Qualquer preocupação estética era vista como afronta às leis divinas. A maquiagem foi condenada pois pervertia de maneira sacrílega a imagem de Deus na mulher.
A Igreja via a mulher sob dois arquétipos opostos e baseados nas Escrituras: de um lado, a Virgem Maria, representando a absoluta castidade e, de outro, a Eva pecadora. Este segundo arquétipo foi o mais presente.
A mulher, tal qual Eva, era a mãe de todo pecado, vulnerável a fraquezas e vícios e, por conseguinte, associada ao demônio. A mulher era considerada inferior ao homem e submissa a ele – uma hierarquia que, segundo a Igreja, era natural e fora estabelecida por Deus. Como lembra a historiadora Michelle Perrot:
“O catolicismo é, em princípio, clerical e macho, à imagem da sociedade de seu tempo. Somente os homens podem ter acesso ao sacerdócio e ao latim. Eles detêm o poder, o saber e o sagrado. Entretanto, deixam escapatórias para as mulheres pecadoras: a prece, o convento das virgens consagradas, a santidade.” (Perrot, 2007).
As mulheres cobriam o corpo com longas vestimentas e escondiam os cabelos em toucas justas. A beleza feminina baseava-se no estereótipo da dama virtuosa, bem-nascida, devota, de rosto angelical, lábios pequenos, mais para a Virgem Maria do que para Eva.
Mesmo assim, existiam toques de vaidade: os cabelos eram clareados com água de lixívia (cinza do boralho, colocada na água) e expostos ao sol; as sobrancelhas eram depiladas e a testa aumentada pela depilação da linha dos cabelos. As faces eram beliscadas e os lábios mordidos levemente para que ficassem rosados.
Na arte, o corpo feminino está escondido sob pesada vestimenta que não deixa perceber contornos de seios e quadris. Corpos femininos nus ou seminus só em cenas representando o inferno e sempre junto às figuras de demônios.

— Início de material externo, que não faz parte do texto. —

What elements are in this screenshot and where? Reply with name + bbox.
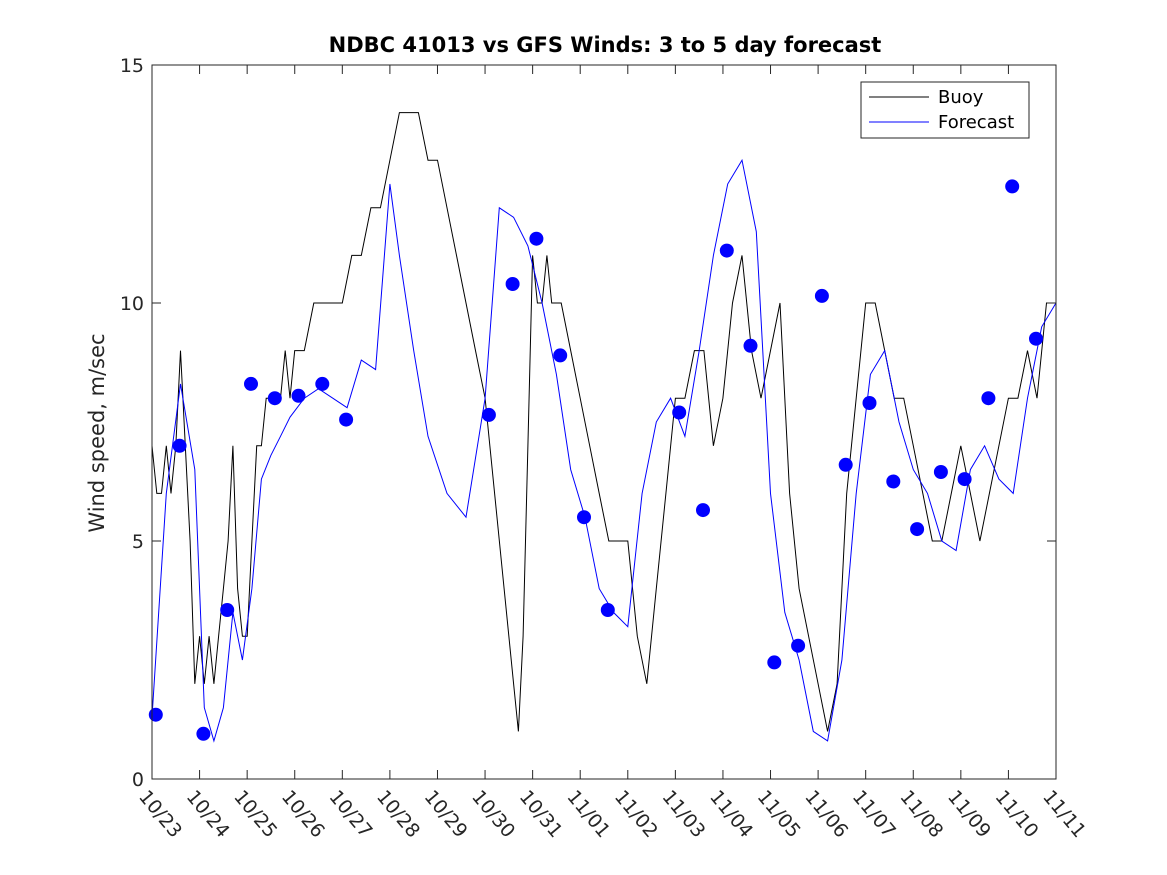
forecast-marker	[719, 243, 734, 258]
forecast-marker	[529, 231, 544, 246]
forecast-marker	[814, 288, 829, 303]
forecast-marker	[981, 391, 996, 406]
forecast-marker	[505, 277, 520, 291]
forecast-marker	[291, 388, 306, 403]
series-line-buoy	[151, 112, 1056, 732]
axes-box	[151, 64, 1057, 780]
forecast-marker	[172, 438, 187, 453]
forecast-marker	[315, 376, 330, 391]
forecast-marker	[148, 707, 163, 722]
legend-buoy-label: Buoy	[938, 87, 984, 108]
forecast-marker	[672, 405, 687, 420]
y-tick-label: 0	[132, 769, 144, 791]
forecast-marker	[481, 407, 496, 422]
forecast-marker	[220, 603, 235, 617]
y-axis-label: Wind speed, m/sec	[85, 333, 109, 532]
forecast-marker	[910, 522, 925, 537]
forecast-marker	[767, 655, 782, 670]
y-tick-label: 10	[120, 293, 144, 315]
forecast-marker	[339, 412, 354, 427]
y-tick-label: 5	[132, 531, 144, 553]
forecast-marker	[862, 396, 877, 410]
legend: Buoy Forecast	[860, 81, 1030, 139]
legend-box	[860, 81, 1030, 139]
forecast-marker	[1005, 179, 1020, 194]
forecast-marker	[791, 638, 806, 653]
y-tick-label: 15	[120, 55, 144, 77]
forecast-marker	[743, 338, 758, 353]
forecast-marker	[196, 726, 211, 741]
forecast-marker	[267, 391, 282, 406]
forecast-marker	[553, 348, 568, 363]
forecast-marker	[244, 376, 258, 391]
forecast-marker	[933, 465, 948, 479]
chart-title: NDBC 41013 vs GFS Winds: 3 to 5 day fore…	[329, 33, 882, 57]
legend-forecast-label: Forecast	[938, 112, 1014, 133]
forecast-marker	[577, 510, 591, 525]
forecast-marker	[696, 503, 710, 518]
forecast-marker	[957, 472, 972, 487]
forecast-marker	[600, 603, 615, 617]
forecast-marker	[886, 474, 901, 489]
forecast-marker	[838, 457, 853, 472]
forecast-marker	[1029, 331, 1043, 346]
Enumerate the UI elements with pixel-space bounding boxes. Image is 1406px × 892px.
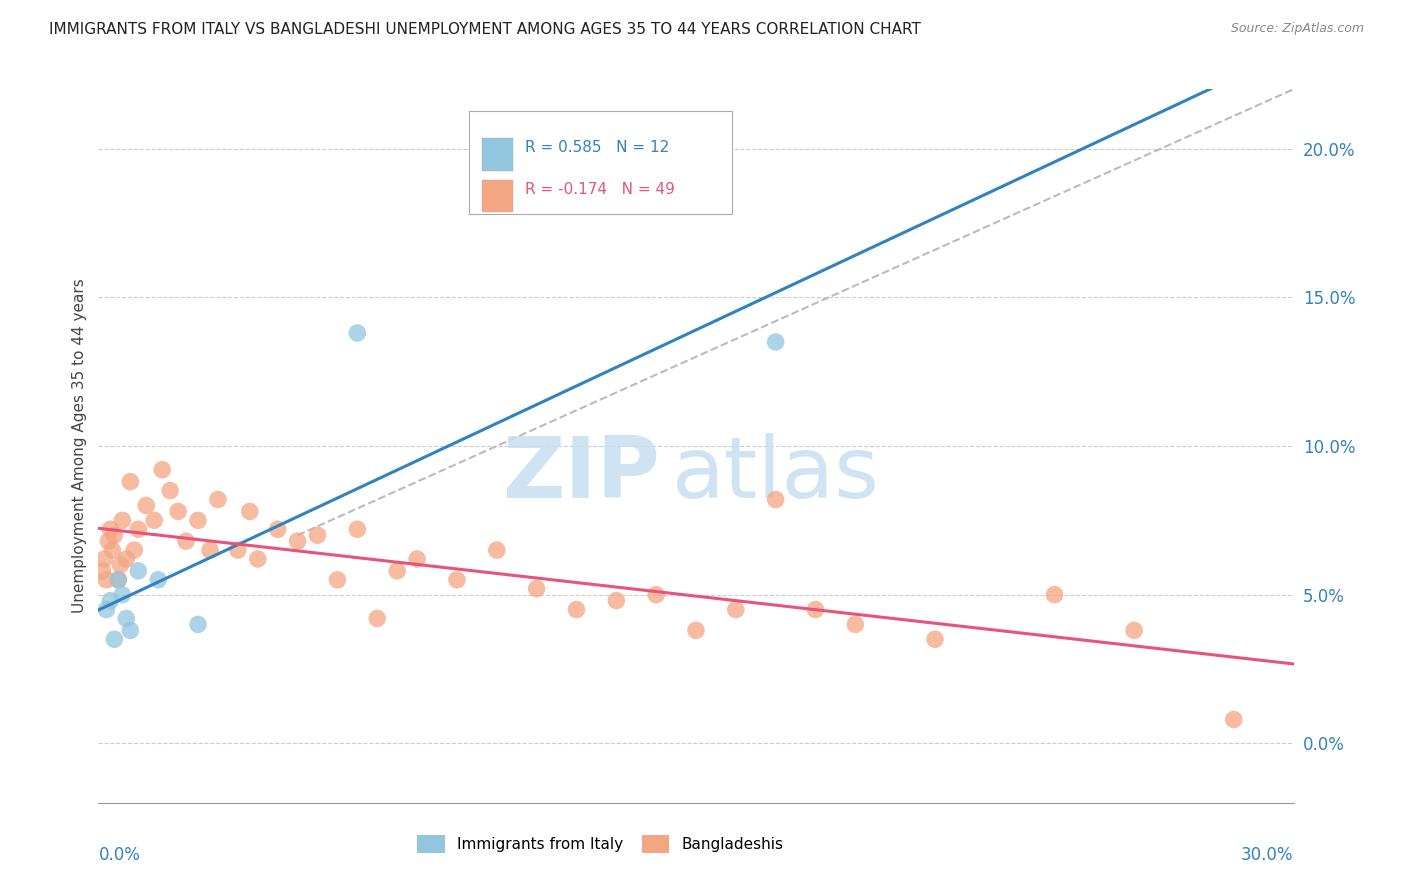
Point bbox=[287, 534, 309, 549]
Point bbox=[148, 573, 170, 587]
Point bbox=[135, 499, 157, 513]
Point bbox=[111, 513, 134, 527]
FancyBboxPatch shape bbox=[470, 111, 733, 214]
Text: IMMIGRANTS FROM ITALY VS BANGLADESHI UNEMPLOYMENT AMONG AGES 35 TO 44 YEARS CORR: IMMIGRANTS FROM ITALY VS BANGLADESHI UNE… bbox=[49, 22, 921, 37]
Point bbox=[526, 582, 548, 596]
Y-axis label: Unemployment Among Ages 35 to 44 years: Unemployment Among Ages 35 to 44 years bbox=[72, 278, 87, 614]
Point bbox=[226, 543, 249, 558]
Text: ZIP: ZIP bbox=[502, 433, 661, 516]
Point bbox=[645, 588, 668, 602]
FancyBboxPatch shape bbox=[482, 138, 513, 171]
Point bbox=[765, 492, 787, 507]
Point bbox=[267, 522, 290, 536]
Point bbox=[207, 492, 229, 507]
Point bbox=[366, 611, 388, 625]
Point bbox=[143, 513, 166, 527]
Point bbox=[96, 573, 118, 587]
Point bbox=[1223, 713, 1246, 727]
Point bbox=[115, 552, 138, 566]
Point bbox=[101, 543, 124, 558]
Point bbox=[605, 593, 627, 607]
Point bbox=[924, 632, 946, 647]
Point bbox=[385, 564, 409, 578]
Point bbox=[110, 558, 132, 572]
Point bbox=[127, 564, 149, 578]
Point bbox=[96, 602, 118, 616]
Text: Source: ZipAtlas.com: Source: ZipAtlas.com bbox=[1230, 22, 1364, 36]
Point bbox=[91, 564, 114, 578]
Text: 30.0%: 30.0% bbox=[1241, 846, 1294, 863]
Text: R = 0.585   N = 12: R = 0.585 N = 12 bbox=[524, 140, 669, 155]
Point bbox=[103, 632, 125, 647]
Point bbox=[565, 602, 588, 616]
Point bbox=[98, 593, 122, 607]
Point bbox=[187, 513, 209, 527]
Point bbox=[844, 617, 866, 632]
Text: 0.0%: 0.0% bbox=[98, 846, 141, 863]
Point bbox=[103, 528, 125, 542]
Point bbox=[246, 552, 269, 566]
Point bbox=[198, 543, 221, 558]
Point bbox=[127, 522, 149, 536]
Point bbox=[111, 588, 134, 602]
Point bbox=[724, 602, 747, 616]
Point bbox=[107, 573, 129, 587]
Point bbox=[97, 534, 120, 549]
Point bbox=[239, 504, 262, 518]
Point bbox=[98, 522, 122, 536]
Point bbox=[346, 522, 368, 536]
Point bbox=[685, 624, 707, 638]
Point bbox=[485, 543, 508, 558]
Point bbox=[346, 326, 368, 340]
FancyBboxPatch shape bbox=[482, 179, 513, 212]
Point bbox=[446, 573, 468, 587]
Point bbox=[150, 463, 173, 477]
Point bbox=[1123, 624, 1146, 638]
Point bbox=[804, 602, 827, 616]
Point bbox=[93, 552, 115, 566]
Text: R = -0.174   N = 49: R = -0.174 N = 49 bbox=[524, 182, 675, 197]
Point bbox=[765, 334, 787, 349]
Point bbox=[307, 528, 329, 542]
Point bbox=[159, 483, 181, 498]
Point bbox=[107, 573, 129, 587]
Point bbox=[326, 573, 349, 587]
Point bbox=[167, 504, 190, 518]
Point bbox=[406, 552, 429, 566]
Point bbox=[1043, 588, 1066, 602]
Point bbox=[120, 475, 142, 489]
Point bbox=[124, 543, 146, 558]
Legend: Immigrants from Italy, Bangladeshis: Immigrants from Italy, Bangladeshis bbox=[412, 829, 789, 859]
Point bbox=[115, 611, 138, 625]
Point bbox=[174, 534, 197, 549]
Text: atlas: atlas bbox=[672, 433, 880, 516]
Point bbox=[120, 624, 142, 638]
Point bbox=[187, 617, 209, 632]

O Renascimento e a valorização do homem (no sentido estrito)
O Renascimento redescobriu a Antiguidade clássica que considerava como uma idade de ouro. A estética renascentista exaltou a criação de Deus em todas as suas formas, especialmente, o corpo humano que se tornou uma grande fonte de inspiração para os pintores e escultores.
Retomam-se as proporções e simetrias estabelecidas por Vitrúvio no séc. I a.C. É bonito o que corresponde a essas medidas e, diferente delas, é considerado feio.
O ideal de beleza continua sendo masculino. Belo e perfeito é o corpo do homem, descrito em todos tratados de anatomia. O Il libro dell’arte, escrito por volta de 1400 por Cennino d’Andrea Cennini (1370-1440), referência dos artistas renascentistas, descrevia as proporções ideais do corpo masculino e finalizava afirmando “as da mulher, eu não vou falar, porque não têm nenhuma medida perfeita”.
Leonardo da Vinci e Michelangelo sempre dão destaque ao homem representando-o sob vigoroso naturalismo de gestos e expressões faciais em que se destacam músculos e nervos. A ideia de inferioridade do corpo feminino era explicada por fatores religiosos: Adão fora criado à imagem e semelhante de Deus enquanto Eva, formada a partir da costela de Adão era apenas um reflexo imperfeito da criação divina, uma espécie de subproduto.
A mulher renascentista: a beleza idealizada e a desejada
A representação renascentista do corpo feminino renascentista descola-se da temática bíblica e religiosa e inspira-se nas deusas e ninfas da Antiguidade concebendo uma nudez idealizada.
A Vênus, de Botticelli (em O Nascimento de Vênus, c.1484-1486) é o arquétipo da beleza feminina inspirada na arte antiga clássica. Assemelha-se mais a uma escultura de mármore branco do que a uma mulher de carne e osso. A idealização da beleza ignora o padrão anatômico: a Vênus tem o pescoço exageradamente longo e inclinado, ombros estreitos e caídos de onde pende, estranhamente, o braço esquerdo.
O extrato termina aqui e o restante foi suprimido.